I played three games with the new setup, and the changes kind of worked. Kind of. There was some more dynamism with the switches from attacker to defender, and there was more thinking about "do I really want this to switch right now, I can't really follow-up on the attack?" And it's nice to have that decision, but it felt kind of bad as well. You shouldn't decide to stay on defense just because if you went on attack you'd lose even more. That decision worked very much against the fiction of the game. It should be a good thing to go on the offensive, and often the decision here was that it would be bad to do so.
I tried tweaking the rules around how you win skirmishes, letting the attacker play any card when the attacker role switched, but that just felt really artificial in the other direction. It just felt wrong. I finally realized something that I had been overlooking in my enthusiasm for trying a combat resolution systemt that wasn't trick-taking: Durak-style gameplay relies on larger hands, and the narrow hands that I was using for the battles was essentially incompatible. The interesting decisions in skirmishes should come from large hands and allow you to kind of predict where things would go, and those decisions just couldn't happen in a low hand count situation. It was a fundamental mismatch, and it was time I recognized that.
So, I punted. I switched back to trick-taking, with the modification that there was a strict hierarchy of suits: infantry was lower than cavalry which was lower than artillery. Scouts would basically work the same way (can discard to draw cards equal to their rank and keep one, or modify the rank of a played card and draw a card), commanders would be the lowest card of the next suit up. This wasn't exactly the same game as the last time I'd done trick-taking. The deck was different, and the trump rules were intended to better match the setting of the game. And you know what? It was excellent. It was fun again!

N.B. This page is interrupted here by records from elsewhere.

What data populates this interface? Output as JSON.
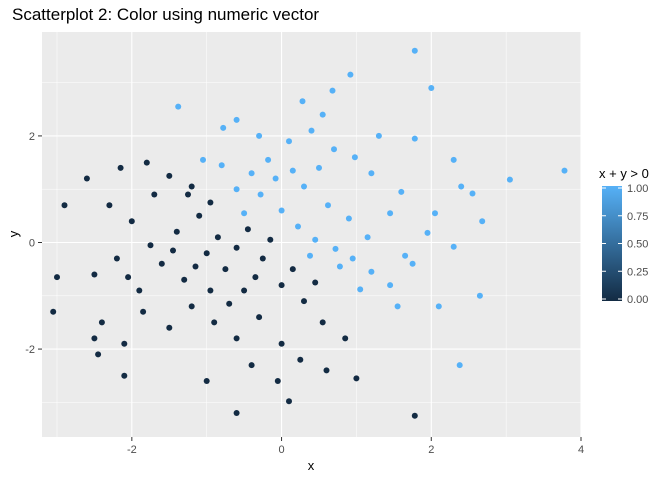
{
  "chart_data": {
    "type": "scatter",
    "title": "Scatterplot 2: Color using numeric vector",
    "xlabel": "x",
    "ylabel": "y",
    "xlim": [
      -3.2,
      4.0
    ],
    "ylim": [
      -3.65,
      3.95
    ],
    "x_ticks": [
      -2,
      0,
      2,
      4
    ],
    "x_tick_labels": [
      "-2",
      "0",
      "2",
      "4"
    ],
    "y_ticks": [
      -2,
      0,
      2
    ],
    "y_tick_labels": [
      "-2",
      "0",
      "2"
    ],
    "grid": true,
    "legend": {
      "title": "x + y > 0",
      "position": "right",
      "ticks": [
        0.0,
        0.25,
        0.5,
        0.75,
        1.0
      ],
      "tick_labels": [
        "0.00",
        "0.25",
        "0.50",
        "0.75",
        "1.00"
      ],
      "low_color": "#132B43",
      "high_color": "#56B1F7"
    },
    "colors": {
      "panel_background": "#EBEBEB",
      "grid_major": "#FFFFFF",
      "true_color": "#56B1F7",
      "false_color": "#132B43"
    },
    "points": [
      [
        1.78,
        3.6
      ],
      [
        2.0,
        2.9
      ],
      [
        0.92,
        3.15
      ],
      [
        0.68,
        2.85
      ],
      [
        0.28,
        2.65
      ],
      [
        -0.6,
        2.3
      ],
      [
        -1.38,
        2.55
      ],
      [
        -0.78,
        2.15
      ],
      [
        3.78,
        1.35
      ],
      [
        3.05,
        1.18
      ],
      [
        2.55,
        0.92
      ],
      [
        2.68,
        0.4
      ],
      [
        2.05,
        0.55
      ],
      [
        2.4,
        1.05
      ],
      [
        2.3,
        1.55
      ],
      [
        1.78,
        1.95
      ],
      [
        1.95,
        0.18
      ],
      [
        2.3,
        -0.08
      ],
      [
        2.65,
        -1.0
      ],
      [
        2.1,
        -1.2
      ],
      [
        2.38,
        -2.3
      ],
      [
        1.65,
        -0.25
      ],
      [
        1.45,
        0.55
      ],
      [
        1.2,
        1.3
      ],
      [
        0.98,
        1.6
      ],
      [
        0.7,
        1.75
      ],
      [
        0.5,
        1.4
      ],
      [
        0.3,
        1.05
      ],
      [
        0.1,
        1.9
      ],
      [
        -0.18,
        1.55
      ],
      [
        -0.4,
        1.3
      ],
      [
        -0.6,
        1.0
      ],
      [
        -0.8,
        1.45
      ],
      [
        -1.05,
        1.55
      ],
      [
        -1.2,
        1.05
      ],
      [
        -0.95,
        0.75
      ],
      [
        -0.5,
        0.55
      ],
      [
        -0.28,
        0.9
      ],
      [
        0.0,
        0.6
      ],
      [
        0.22,
        0.3
      ],
      [
        0.45,
        0.05
      ],
      [
        0.72,
        -0.12
      ],
      [
        0.95,
        -0.3
      ],
      [
        1.2,
        -0.55
      ],
      [
        1.45,
        -0.8
      ],
      [
        1.15,
        0.1
      ],
      [
        0.9,
        0.45
      ],
      [
        0.62,
        0.7
      ],
      [
        1.6,
        0.95
      ],
      [
        0.38,
        -0.25
      ],
      [
        0.78,
        -0.45
      ],
      [
        1.05,
        -0.88
      ],
      [
        1.55,
        -1.2
      ],
      [
        1.75,
        -0.4
      ],
      [
        0.15,
        1.35
      ],
      [
        -0.08,
        1.2
      ],
      [
        0.4,
        2.1
      ],
      [
        -0.3,
        2.0
      ],
      [
        1.3,
        2.0
      ],
      [
        0.55,
        2.4
      ],
      [
        -2.5,
        -0.6
      ],
      [
        -2.2,
        -0.3
      ],
      [
        -1.9,
        -0.9
      ],
      [
        -1.6,
        -0.4
      ],
      [
        -1.3,
        -0.7
      ],
      [
        -1.0,
        -0.2
      ],
      [
        -0.75,
        -0.5
      ],
      [
        -0.5,
        -0.9
      ],
      [
        -0.25,
        -0.3
      ],
      [
        0.0,
        -0.8
      ],
      [
        0.3,
        -1.1
      ],
      [
        0.55,
        -1.5
      ],
      [
        0.85,
        -1.8
      ],
      [
        -2.3,
        0.7
      ],
      [
        -2.0,
        0.4
      ],
      [
        -1.7,
        0.9
      ],
      [
        -1.4,
        0.2
      ],
      [
        -1.1,
        0.5
      ],
      [
        -0.85,
        0.1
      ],
      [
        -0.6,
        -0.1
      ],
      [
        -2.4,
        -1.5
      ],
      [
        -2.1,
        -1.9
      ],
      [
        -1.85,
        -1.3
      ],
      [
        -1.5,
        -1.6
      ],
      [
        -1.2,
        -1.2
      ],
      [
        -0.9,
        -1.5
      ],
      [
        -0.6,
        -1.8
      ],
      [
        -0.3,
        -1.4
      ],
      [
        0.0,
        -1.9
      ],
      [
        0.25,
        -2.2
      ],
      [
        -2.6,
        1.2
      ],
      [
        -2.15,
        1.4
      ],
      [
        -1.8,
        1.5
      ],
      [
        -1.5,
        1.25
      ],
      [
        -1.25,
        0.9
      ],
      [
        -0.95,
        -0.9
      ],
      [
        -0.4,
        -2.3
      ],
      [
        -0.05,
        -2.6
      ],
      [
        0.6,
        -2.4
      ],
      [
        1.0,
        -2.55
      ],
      [
        -3.0,
        -0.65
      ],
      [
        -3.05,
        -1.3
      ],
      [
        -2.9,
        0.7
      ],
      [
        -2.5,
        -1.8
      ],
      [
        -2.45,
        -2.1
      ],
      [
        -2.1,
        -2.5
      ],
      [
        -1.0,
        -2.6
      ],
      [
        -0.6,
        -3.2
      ],
      [
        0.1,
        -2.98
      ],
      [
        1.78,
        -3.25
      ],
      [
        -1.45,
        -0.15
      ],
      [
        -1.15,
        -0.45
      ],
      [
        -0.7,
        -1.15
      ],
      [
        -0.35,
        -0.65
      ],
      [
        0.15,
        -0.5
      ],
      [
        0.45,
        -0.75
      ],
      [
        -1.75,
        -0.05
      ],
      [
        -2.05,
        -0.65
      ],
      [
        -0.45,
        0.25
      ],
      [
        -0.15,
        0.05
      ]
    ]
  }
}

The lesson here, fundamentally, is that sometimes game design goes down a blind alley. I had an idea a while back, it led me to some exploration, I made a bunch of tweaks and larger changes, and the new system just didn't work. It was a mismatch for my design goals. But, some of the changes I made were a positive thing, I learned stuff about commanders, scouts, and the composition of the deck, and I could switch back to trick-taking in a better spot.
The focus, though, now turns to the Battle sites. If I'm not going to change trump based on the choice of Battle site (which I no longer want to do), there still needed to be something interesting about the different Battle sites, something that might push you to choosing one vs. another. It's time to go to history. My next design task is to go through every one of Napoleon's battle and do some quick analysis on them to see what made them interesting. How big were they? Were there factors in them that made them exceptions to the usual way that 18th/19th century battles went? When I complete that analysis, I can use that to shape the Battle card deck, and then maybe we'll really be somewhere.